Wu Han opened the evening with Scriabin's Five Preludes (Opus 16). The pianist, always so exuberant in her welcoming remarks at CMS concerts, moved into a more interior realm as she began to draw the exotic harmonies of the opening Andante from the keyboard. Wearing a pale rose robe and hot pink high heels, her score in a Kindle-style booklet, Wu Han seemed the epitome of contemporary style yet her playing magically summoned up visions of the long ago and far away in these Scriabin miniatures. As the music moved from delicacy to passion, Wu Han's ravishing dynamic control was something to savor.
Above: the Escher String Quartet, photo by Laura Rose. From left: Aaron Boyd, Dane Johansen, Pierre Lapointe, Adam Barnett-Hart
The members of the Escher String Quartet then appeared to play Rachmaninov's Two Movements for String Quartet, dating from 1889. The members of the Quartet are young but their playing - from both a technical and emotive standpoint - is remarkably seasoned. They opened the Romance in a soft harmonic halo of sound, moving through the sorrowful melodies so redolent of unhappy love. At one point they produced icey shivers, and gave supple energy to passages of plucked strings. The following Scherzo is both joyful and full-bodied, with touches of wit. A delightful cello waltz is later taken up by the violin, and the work ends on a charmingly delicate note.

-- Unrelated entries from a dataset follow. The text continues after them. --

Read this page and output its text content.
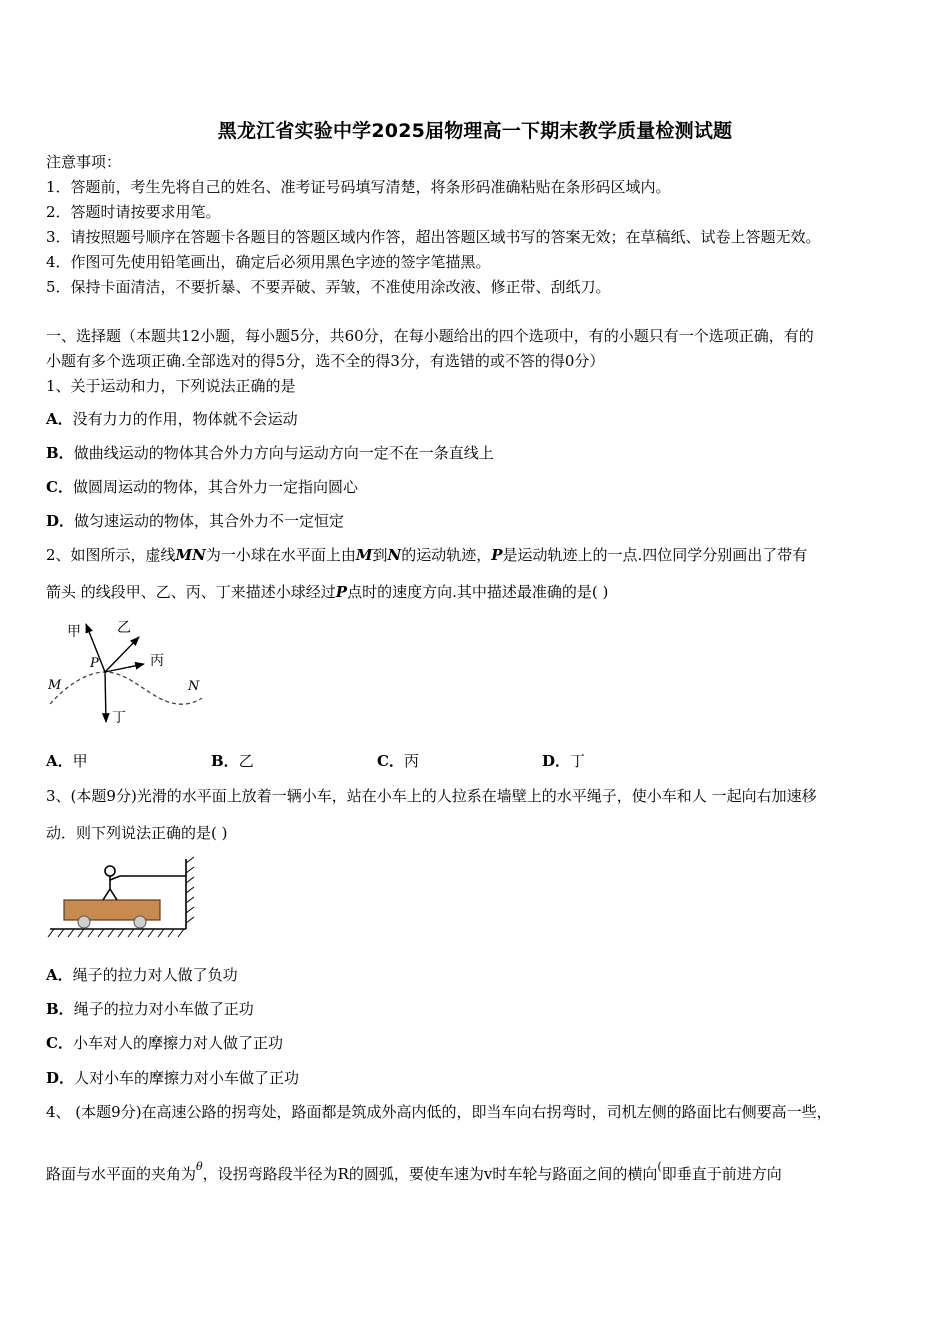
黑龙江省实验中学2025届物理高一下期末教学质量检测试题
注意事项：
1．答题前，考生先将自己的姓名、准考证号码填写清楚，将条形码准确粘贴在条形码区域内。
2．答题时请按要求用笔。
3．请按照题号顺序在答题卡各题目的答题区域内作答，超出答题区域书写的答案无效；在草稿纸、试卷上答题无效。
4．作图可先使用铅笔画出，确定后必须用黑色字迹的签字笔描黑。
5．保持卡面清洁，不要折暴、不要弄破、弄皱，不准使用涂改液、修正带、刮纸刀。
一、选择题（本题共12小题，每小题5分，共60分，在每小题给出的四个选项中，有的小题只有一个选项正确，有的
小题有多个选项正确.全部选对的得5分，选不全的得3分，有选错的或不答的得0分）
1、关于运动和力，下列说法正确的是
A．没有力力的作用，物体就不会运动
B．做曲线运动的物体其合外力方向与运动方向一定不在一条直线上
C．做圆周运动的物体，其合外力一定指向圆心
D．做匀速运动的物体，其合外力不一定恒定
2、如图所示，虚线MN为一小球在水平面上由M到N的运动轨迹，P是运动轨迹上的一点.四位同学分别画出了带有
箭头 的线段甲、乙、丙、丁来描述小球经过P点时的速度方向.其中描述最准确的是( )
甲	乙
丙
丁
P
M	N
A．甲	B．乙	C．丙	D．丁
3、(本题9分)光滑的水平面上放着一辆小车，站在小车上的人拉系在墙壁上的水平绳子，使小车和人 一起向右加速移
动．则下列说法正确的是( )
A．绳子的拉力对人做了负功
B．绳子的拉力对小车做了正功
C．小车对人的摩擦力对人做了正功
D．人对小车的摩擦力对小车做了正功
4、 (本题9分)在高速公路的拐弯处，路面都是筑成外高内低的，即当车向右拐弯时，司机左侧的路面比右侧要高一些，
路面与水平面的夹角为$^\theta$，设拐弯路段半径为R的圆弧，要使车速为v时车轮与路面之间的横向(即垂直于前进方向
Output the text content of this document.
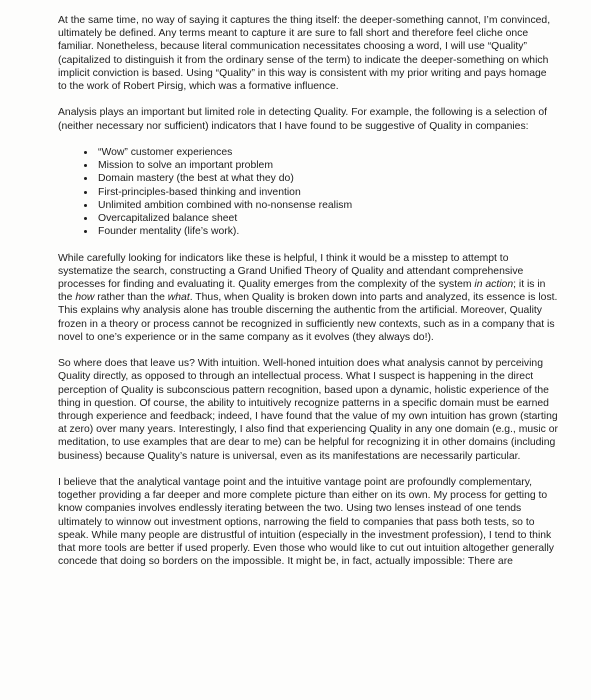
At the same time, no way of saying it captures the thing itself: the deeper-something cannot, I’m convinced, ultimately be defined. Any terms meant to capture it are sure to fall short and therefore feel cliche once familiar. Nonetheless, because literal communication necessitates choosing a word, I will use “Quality” (capitalized to distinguish it from the ordinary sense of the term) to indicate the deeper-something on which implicit conviction is based. Using “Quality” in this way is consistent with my prior writing and pays homage to the work of Robert Pirsig, which was a formative influence.

Analysis plays an important but limited role in detecting Quality. For example, the following is a selection of (neither necessary nor sufficient) indicators that I have found to be suggestive of Quality in companies:

• “Wow” customer experiences
• Mission to solve an important problem
• Domain mastery (the best at what they do)
• First-principles-based thinking and invention
• Unlimited ambition combined with no-nonsense realism
• Overcapitalized balance sheet
• Founder mentality (life’s work).

While carefully looking for indicators like these is helpful, I think it would be a misstep to attempt to systematize the search, constructing a Grand Unified Theory of Quality and attendant comprehensive processes for finding and evaluating it. Quality emerges from the complexity of the system in action; it is in the how rather than the what. Thus, when Quality is broken down into parts and analyzed, its essence is lost. This explains why analysis alone has trouble discerning the authentic from the artificial. Moreover, Quality frozen in a theory or process cannot be recognized in sufficiently new contexts, such as in a company that is novel to one’s experience or in the same company as it evolves (they always do!).

So where does that leave us? With intuition. Well-honed intuition does what analysis cannot by perceiving Quality directly, as opposed to through an intellectual process. What I suspect is happening in the direct perception of Quality is subconscious pattern recognition, based upon a dynamic, holistic experience of the thing in question. Of course, the ability to intuitively recognize patterns in a specific domain must be earned through experience and feedback; indeed, I have found that the value of my own intuition has grown (starting at zero) over many years. Interestingly, I also find that experiencing Quality in any one domain (e.g., music or meditation, to use examples that are dear to me) can be helpful for recognizing it in other domains (including business) because Quality’s nature is universal, even as its manifestations are necessarily particular.

I believe that the analytical vantage point and the intuitive vantage point are profoundly complementary, together providing a far deeper and more complete picture than either on its own. My process for getting to know companies involves endlessly iterating between the two. Using two lenses instead of one tends ultimately to winnow out investment options, narrowing the field to companies that pass both tests, so to speak. While many people are distrustful of intuition (especially in the investment profession), I tend to think that more tools are better if used properly. Even those who would like to cut out intuition altogether generally concede that doing so borders on the impossible. It might be, in fact, actually impossible: There are
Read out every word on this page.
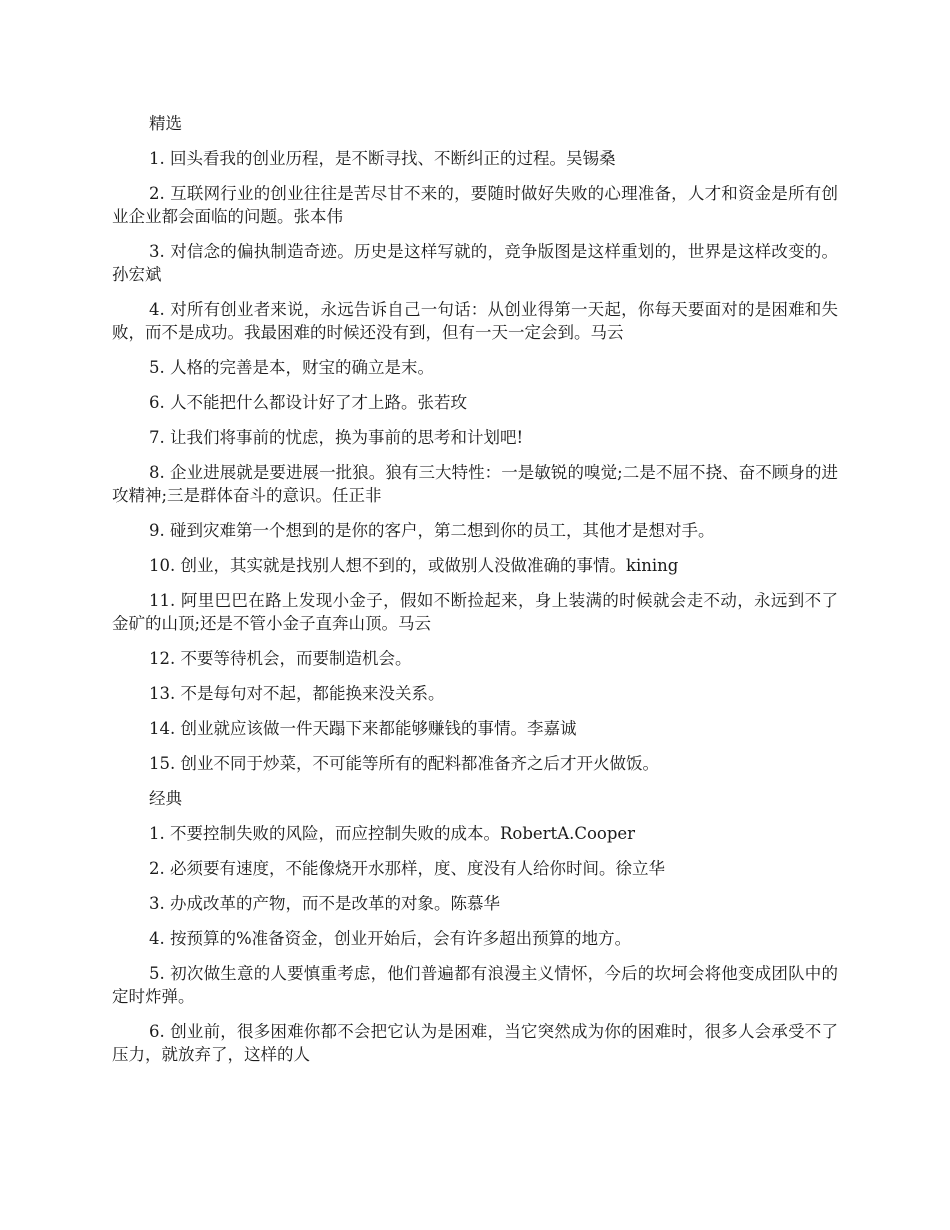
精选

1. 回头看我的创业历程，是不断寻找、不断纠正的过程。吴锡桑

2. 互联网行业的创业往往是苦尽甘不来的，要随时做好失败的心理准备，人才和资金是所有创业企业都会面临的问题。张本伟

3. 对信念的偏执制造奇迹。历史是这样写就的，竞争版图是这样重划的，世界是这样改变的。孙宏斌

4. 对所有创业者来说，永远告诉自己一句话：从创业得第一天起，你每天要面对的是困难和失败，而不是成功。我最困难的时候还没有到，但有一天一定会到。马云

5. 人格的完善是本，财宝的确立是末。

6. 人不能把什么都设计好了才上路。张若玫

7. 让我们将事前的忧虑，换为事前的思考和计划吧!

8. 企业进展就是要进展一批狼。狼有三大特性：一是敏锐的嗅觉;二是不屈不挠、奋不顾身的进攻精神;三是群体奋斗的意识。任正非

9. 碰到灾难第一个想到的是你的客户，第二想到你的员工，其他才是想对手。

10. 创业，其实就是找别人想不到的，或做别人没做准确的事情。kining

11. 阿里巴巴在路上发现小金子，假如不断捡起来，身上装满的时候就会走不动，永远到不了金矿的山顶;还是不管小金子直奔山顶。马云

12. 不要等待机会，而要制造机会。

13. 不是每句对不起，都能换来没关系。

14. 创业就应该做一件天蹋下来都能够赚钱的事情。李嘉诚

15. 创业不同于炒菜，不可能等所有的配料都准备齐之后才开火做饭。

经典

1. 不要控制失败的风险，而应控制失败的成本。RobertA.Cooper

2. 必须要有速度，不能像烧开水那样，度、度没有人给你时间。徐立华

3. 办成改革的产物，而不是改革的对象。陈慕华

4. 按预算的%准备资金，创业开始后，会有许多超出预算的地方。

5. 初次做生意的人要慎重考虑，他们普遍都有浪漫主义情怀，今后的坎坷会将他变成团队中的定时炸弹。

6. 创业前，很多困难你都不会把它认为是困难，当它突然成为你的困难时，很多人会承受不了压力，就放弃了，这样的人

David Finckel joined the Quartet's Adam Barnett-Hart, Pierre Lapointe and Dane Johansen for Anton Arensky's Quartet in A-minor (1894). The two cellos lend this piece an Autumnal resonance; from the gently mournful opening, Arensky lures the listener into his pulsing harmonic depths. Melodies pass from voice to voice in the first Moderato movement, and there is an interesting contrast of hesitancy and animation. A rich chorale evolves, which flows into a broad melody before a melancholic finish.
In the second movement, Arensky gives us Variations of a Theme of Tchaikovsky. Opening with a courtly minor-key passage dressed in rich harmonies, we move on to a sustained cello melody as the upper voices dance animatedly. Dancing seems to be the key here, including some plucked-string vitality. For the final movement, soulful melody gives way to a joyous canon; Arensky keeps the mood shifts coming at us...one moment we are elated, then pensive. The quartet ends with a brilliant chase.
We reach the 20th century with the program's concluding Quintet in G-minor for piano, two violins, viola and cello, Opus 30 of Sergei Ivanovich Taneyev. Wu Han joins the Escher in this epic work, commencing with a somber misterioso. There is a gorgeous interplay of string and keyboard voices with achingly lovely melodies and rich thematic variety. A lush cello 'aria' stands out as the opening movement wends its way to a big, passionate conclusion.
The Scherzo commences with a jaunty air, and a sparkling piano motif. The strings shimmer, the music briefly turns thoughtful, but then goes on to a high-speed rippling rush and a delightful conclusion. A lyrically grand unison theme marks the start of the Largo; excellent, impassioned music-making from all here as a stately melody rises up. Descending cello themes counter a processional pacing, and the Largo moves to a sustained, quiet ending.
The dynamic closing Allegro shows off Wu Han's cascading interjections and lively filagree over the resonant strings. Rachmaninov is evoked in what feels like a final build-up, only to be interrupted by a shimmering interlude of melodic gifts from the strings inter-woven with delicacies from the keyboard. Then all unite for an epic climax, a joyful finale; the audience could barely contain themselves til the music ended, and then they burst into applause and cheers. The musicians were called out twice, to the embrace of a grateful crowd of music-lovers.